Statistics Toolbox
Data Analysis Process
Typically, the first step in data analysis is to get a picture of the data
both quantitatively and qualitatively. This involves the computation of
summary statistics and plotting of the data. This process is often referred
to as Exploratory Data Analysis, or EDA. Summary statistics provide a
numerical description of the data, using a few numbers to describe the
charactersistics of the entire data set. But a picture is often worth
a thousand words (or numbers), so EDA employs many graphical techniques to
depict the data in picture form.
Often, the goal of interest is to assess whether a hypothesis is supported
by the data. The most common hypothesis testing techniques provide a
statistical basis for choosing between a null hypothesis [the hypothesis
to which one would default if no data were available] and a single
alternative hypothesis. Hypothesis testing techniques calculate a
test statistic from the data, then use that statistic to determine
whether to accept or reject the null hypothesis.
More informative than
a simple accept/reject conclusion, however, is the reported p-value, which
gives a notion of how strong the weight of evidence is. If the p-value is
smaller than a designated significance level [typical significance levels
being 0.05, 0.10, or 0.01], then the null hypothesis is rejected. A very
small p-value thus indicates that the null hypothesis would be rejected
regardless of the chosen significance level and gives a greater weight of
evidence against the null hypothesis.
There are many different types of hypothesis tests. The most common
are one-sample or two-sample test. A one-sample test compares (some
attribute of) a set of data against some pre-defined value (e.g. the
mean of a sample versus a regulation threshold). A two-sample
test, on the other hand, compares the attributes of one data set versus
the attributes of another data set (e.g. the mean for a potentially
contaminated site versus the mean of a background data set).

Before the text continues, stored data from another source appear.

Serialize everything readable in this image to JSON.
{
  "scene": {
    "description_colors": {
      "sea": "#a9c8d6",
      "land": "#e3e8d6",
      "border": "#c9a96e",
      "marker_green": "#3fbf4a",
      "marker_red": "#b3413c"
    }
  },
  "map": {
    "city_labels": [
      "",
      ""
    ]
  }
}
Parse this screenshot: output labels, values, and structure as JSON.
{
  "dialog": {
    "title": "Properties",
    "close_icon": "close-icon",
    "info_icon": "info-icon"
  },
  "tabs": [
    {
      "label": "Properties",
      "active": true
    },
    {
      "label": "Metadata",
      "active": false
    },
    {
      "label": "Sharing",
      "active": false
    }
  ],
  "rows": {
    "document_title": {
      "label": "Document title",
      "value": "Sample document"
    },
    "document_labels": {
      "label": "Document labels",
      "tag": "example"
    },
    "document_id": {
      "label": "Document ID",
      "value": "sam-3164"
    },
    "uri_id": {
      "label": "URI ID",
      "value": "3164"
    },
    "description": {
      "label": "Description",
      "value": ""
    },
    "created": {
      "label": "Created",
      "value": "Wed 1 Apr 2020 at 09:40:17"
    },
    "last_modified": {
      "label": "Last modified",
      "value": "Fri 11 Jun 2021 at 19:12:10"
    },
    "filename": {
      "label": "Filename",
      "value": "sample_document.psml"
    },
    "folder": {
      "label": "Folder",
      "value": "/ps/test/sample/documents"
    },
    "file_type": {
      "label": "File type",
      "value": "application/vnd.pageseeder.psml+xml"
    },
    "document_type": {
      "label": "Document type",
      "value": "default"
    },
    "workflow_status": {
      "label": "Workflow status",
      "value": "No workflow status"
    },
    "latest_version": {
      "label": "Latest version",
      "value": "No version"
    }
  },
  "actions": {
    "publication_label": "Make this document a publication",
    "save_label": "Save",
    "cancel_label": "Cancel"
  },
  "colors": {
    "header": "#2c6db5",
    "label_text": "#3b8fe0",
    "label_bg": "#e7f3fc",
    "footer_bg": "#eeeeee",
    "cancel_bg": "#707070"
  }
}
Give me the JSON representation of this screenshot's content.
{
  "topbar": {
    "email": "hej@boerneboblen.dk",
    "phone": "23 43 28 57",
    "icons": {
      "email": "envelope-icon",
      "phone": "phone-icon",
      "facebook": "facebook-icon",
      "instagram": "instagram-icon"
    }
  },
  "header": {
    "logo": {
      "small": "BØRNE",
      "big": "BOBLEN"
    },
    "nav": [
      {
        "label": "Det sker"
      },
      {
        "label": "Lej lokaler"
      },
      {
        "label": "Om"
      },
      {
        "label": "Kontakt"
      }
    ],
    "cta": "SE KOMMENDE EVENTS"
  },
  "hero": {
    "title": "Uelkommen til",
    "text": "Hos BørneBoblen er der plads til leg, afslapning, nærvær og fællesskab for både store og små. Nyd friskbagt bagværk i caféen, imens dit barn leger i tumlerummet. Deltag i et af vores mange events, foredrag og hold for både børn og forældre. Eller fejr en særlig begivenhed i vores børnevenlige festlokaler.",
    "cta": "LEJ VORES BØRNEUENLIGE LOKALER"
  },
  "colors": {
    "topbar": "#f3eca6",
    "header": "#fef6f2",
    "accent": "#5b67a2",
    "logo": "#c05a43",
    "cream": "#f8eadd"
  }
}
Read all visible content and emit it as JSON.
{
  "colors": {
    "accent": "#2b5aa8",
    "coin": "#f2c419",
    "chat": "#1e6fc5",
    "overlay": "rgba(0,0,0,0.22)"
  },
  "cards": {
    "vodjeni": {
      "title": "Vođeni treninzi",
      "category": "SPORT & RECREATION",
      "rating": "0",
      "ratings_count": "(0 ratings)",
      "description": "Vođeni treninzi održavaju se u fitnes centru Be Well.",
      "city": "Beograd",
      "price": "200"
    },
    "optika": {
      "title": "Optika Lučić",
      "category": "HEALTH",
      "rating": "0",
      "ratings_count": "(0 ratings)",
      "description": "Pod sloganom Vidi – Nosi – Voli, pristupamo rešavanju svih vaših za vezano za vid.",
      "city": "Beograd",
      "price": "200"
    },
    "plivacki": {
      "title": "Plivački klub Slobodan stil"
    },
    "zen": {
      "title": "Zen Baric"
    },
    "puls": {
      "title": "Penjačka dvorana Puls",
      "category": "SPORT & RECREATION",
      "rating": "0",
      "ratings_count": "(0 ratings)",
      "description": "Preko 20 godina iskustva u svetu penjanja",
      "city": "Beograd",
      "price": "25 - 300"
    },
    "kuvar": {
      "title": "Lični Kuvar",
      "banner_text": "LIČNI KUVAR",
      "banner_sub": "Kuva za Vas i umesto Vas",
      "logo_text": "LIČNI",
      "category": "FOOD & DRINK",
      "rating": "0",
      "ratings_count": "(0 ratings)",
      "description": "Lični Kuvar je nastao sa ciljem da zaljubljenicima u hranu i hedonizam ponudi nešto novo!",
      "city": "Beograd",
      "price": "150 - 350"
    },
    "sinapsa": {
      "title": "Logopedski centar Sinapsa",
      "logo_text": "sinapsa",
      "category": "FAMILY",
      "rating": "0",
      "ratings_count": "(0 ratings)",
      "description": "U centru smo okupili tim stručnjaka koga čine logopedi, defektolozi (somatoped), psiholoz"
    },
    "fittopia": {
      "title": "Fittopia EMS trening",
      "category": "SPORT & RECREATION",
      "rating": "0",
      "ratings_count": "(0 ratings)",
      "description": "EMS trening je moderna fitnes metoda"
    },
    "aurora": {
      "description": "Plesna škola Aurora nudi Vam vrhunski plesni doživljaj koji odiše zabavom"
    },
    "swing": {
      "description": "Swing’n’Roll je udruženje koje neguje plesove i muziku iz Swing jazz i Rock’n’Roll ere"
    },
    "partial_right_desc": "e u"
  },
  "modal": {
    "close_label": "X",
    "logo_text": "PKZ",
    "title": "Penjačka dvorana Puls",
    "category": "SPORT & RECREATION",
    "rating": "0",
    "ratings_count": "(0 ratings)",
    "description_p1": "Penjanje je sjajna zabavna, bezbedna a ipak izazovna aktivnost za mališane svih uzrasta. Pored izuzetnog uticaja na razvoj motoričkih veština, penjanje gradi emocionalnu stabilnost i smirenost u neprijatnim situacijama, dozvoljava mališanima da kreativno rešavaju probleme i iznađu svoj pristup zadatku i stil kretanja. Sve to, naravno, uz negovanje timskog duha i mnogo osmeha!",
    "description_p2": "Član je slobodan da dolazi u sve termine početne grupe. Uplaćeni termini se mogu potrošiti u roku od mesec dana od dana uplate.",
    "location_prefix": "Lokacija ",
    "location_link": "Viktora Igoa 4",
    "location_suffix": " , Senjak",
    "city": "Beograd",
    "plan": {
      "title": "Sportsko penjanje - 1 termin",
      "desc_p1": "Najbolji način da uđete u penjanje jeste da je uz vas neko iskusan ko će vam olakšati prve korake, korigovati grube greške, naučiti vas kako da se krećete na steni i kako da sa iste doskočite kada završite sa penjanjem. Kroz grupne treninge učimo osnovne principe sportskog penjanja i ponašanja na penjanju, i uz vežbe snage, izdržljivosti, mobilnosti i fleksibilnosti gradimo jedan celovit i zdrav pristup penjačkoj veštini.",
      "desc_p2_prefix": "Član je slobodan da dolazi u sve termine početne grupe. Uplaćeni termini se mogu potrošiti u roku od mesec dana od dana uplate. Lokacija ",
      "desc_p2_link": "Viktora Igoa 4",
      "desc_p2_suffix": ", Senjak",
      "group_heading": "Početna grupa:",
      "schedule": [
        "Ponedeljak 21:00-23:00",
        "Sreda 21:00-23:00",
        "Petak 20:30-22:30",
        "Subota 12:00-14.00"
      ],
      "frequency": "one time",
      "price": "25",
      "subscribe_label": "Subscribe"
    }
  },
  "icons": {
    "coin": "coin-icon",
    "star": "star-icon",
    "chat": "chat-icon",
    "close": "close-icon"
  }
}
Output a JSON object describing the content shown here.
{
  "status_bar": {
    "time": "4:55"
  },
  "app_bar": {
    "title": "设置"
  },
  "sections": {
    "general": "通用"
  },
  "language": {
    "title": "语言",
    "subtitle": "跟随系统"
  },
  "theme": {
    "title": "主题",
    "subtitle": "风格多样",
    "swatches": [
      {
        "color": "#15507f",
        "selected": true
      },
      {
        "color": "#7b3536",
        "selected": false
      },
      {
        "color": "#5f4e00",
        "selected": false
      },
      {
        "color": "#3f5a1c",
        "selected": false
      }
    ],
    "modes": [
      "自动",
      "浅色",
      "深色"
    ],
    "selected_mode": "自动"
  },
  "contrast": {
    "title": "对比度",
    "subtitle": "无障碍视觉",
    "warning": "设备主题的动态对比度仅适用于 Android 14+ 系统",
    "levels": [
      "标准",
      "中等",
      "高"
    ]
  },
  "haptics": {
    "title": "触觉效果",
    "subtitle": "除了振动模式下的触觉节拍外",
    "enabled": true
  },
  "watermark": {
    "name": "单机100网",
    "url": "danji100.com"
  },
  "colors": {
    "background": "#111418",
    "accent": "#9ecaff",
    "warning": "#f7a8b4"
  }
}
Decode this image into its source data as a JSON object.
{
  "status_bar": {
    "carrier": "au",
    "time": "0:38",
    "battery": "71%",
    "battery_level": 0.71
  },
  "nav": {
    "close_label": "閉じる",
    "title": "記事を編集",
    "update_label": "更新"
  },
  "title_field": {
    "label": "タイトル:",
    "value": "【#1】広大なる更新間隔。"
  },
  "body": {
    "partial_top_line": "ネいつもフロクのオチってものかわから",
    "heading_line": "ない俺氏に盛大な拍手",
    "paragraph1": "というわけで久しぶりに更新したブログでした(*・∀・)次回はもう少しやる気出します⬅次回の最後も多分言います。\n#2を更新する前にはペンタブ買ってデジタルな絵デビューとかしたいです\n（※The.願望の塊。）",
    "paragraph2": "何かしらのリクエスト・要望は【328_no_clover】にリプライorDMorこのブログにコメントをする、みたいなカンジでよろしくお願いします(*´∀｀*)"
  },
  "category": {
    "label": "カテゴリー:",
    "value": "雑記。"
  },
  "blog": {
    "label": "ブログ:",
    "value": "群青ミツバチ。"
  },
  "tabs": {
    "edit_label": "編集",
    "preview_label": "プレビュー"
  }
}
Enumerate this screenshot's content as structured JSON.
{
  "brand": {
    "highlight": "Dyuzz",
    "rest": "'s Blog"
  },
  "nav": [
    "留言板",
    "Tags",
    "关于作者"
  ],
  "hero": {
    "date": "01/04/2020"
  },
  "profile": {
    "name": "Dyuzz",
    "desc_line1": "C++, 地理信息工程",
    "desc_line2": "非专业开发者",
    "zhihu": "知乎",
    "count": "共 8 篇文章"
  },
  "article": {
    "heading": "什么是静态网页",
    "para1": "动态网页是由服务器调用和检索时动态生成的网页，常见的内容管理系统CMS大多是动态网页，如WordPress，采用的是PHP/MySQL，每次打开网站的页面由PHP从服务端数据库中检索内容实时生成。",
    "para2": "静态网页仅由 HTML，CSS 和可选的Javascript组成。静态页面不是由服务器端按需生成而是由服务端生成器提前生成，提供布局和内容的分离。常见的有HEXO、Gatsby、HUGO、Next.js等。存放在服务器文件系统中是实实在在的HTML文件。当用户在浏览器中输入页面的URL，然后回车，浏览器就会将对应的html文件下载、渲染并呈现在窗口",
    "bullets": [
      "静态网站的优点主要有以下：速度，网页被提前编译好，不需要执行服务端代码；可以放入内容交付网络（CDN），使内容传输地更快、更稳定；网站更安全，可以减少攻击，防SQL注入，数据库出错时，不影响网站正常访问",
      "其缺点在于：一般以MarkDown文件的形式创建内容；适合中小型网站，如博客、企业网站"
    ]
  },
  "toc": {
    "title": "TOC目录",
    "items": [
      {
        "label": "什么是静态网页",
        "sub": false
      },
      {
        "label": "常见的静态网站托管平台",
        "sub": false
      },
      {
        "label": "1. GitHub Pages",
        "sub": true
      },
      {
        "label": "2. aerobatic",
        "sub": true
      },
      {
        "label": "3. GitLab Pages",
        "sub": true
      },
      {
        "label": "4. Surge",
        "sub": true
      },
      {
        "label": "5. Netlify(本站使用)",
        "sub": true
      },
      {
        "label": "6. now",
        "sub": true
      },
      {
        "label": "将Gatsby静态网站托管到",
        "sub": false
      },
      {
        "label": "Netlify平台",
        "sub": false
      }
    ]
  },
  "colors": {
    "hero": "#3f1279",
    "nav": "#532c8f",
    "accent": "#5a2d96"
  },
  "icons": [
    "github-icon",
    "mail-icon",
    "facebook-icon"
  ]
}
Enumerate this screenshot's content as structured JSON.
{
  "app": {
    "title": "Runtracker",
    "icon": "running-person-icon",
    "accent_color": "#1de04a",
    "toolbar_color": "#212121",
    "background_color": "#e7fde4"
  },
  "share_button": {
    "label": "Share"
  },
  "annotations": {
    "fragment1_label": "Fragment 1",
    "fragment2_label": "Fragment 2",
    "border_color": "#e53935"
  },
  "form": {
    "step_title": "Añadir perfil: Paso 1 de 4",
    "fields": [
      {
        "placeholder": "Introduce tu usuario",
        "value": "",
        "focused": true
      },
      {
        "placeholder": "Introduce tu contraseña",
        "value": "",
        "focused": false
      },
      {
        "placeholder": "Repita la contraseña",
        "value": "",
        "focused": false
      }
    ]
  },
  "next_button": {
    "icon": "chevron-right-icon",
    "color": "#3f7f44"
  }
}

There is also a distinction between parametric and non-parametric tests.
Parametric tests are generally more powerful but rely on knowledge of the
statistical distribution of the data. Non-parametric tests are generally
less powerful but have less stringent requirements on the data distribution.
When parametric techniques are employed, it is important to check
the assumptions about the data distribution. EDA graphs can be useful
in assessing these assumptions, though more formal tests exist for
some assumptions.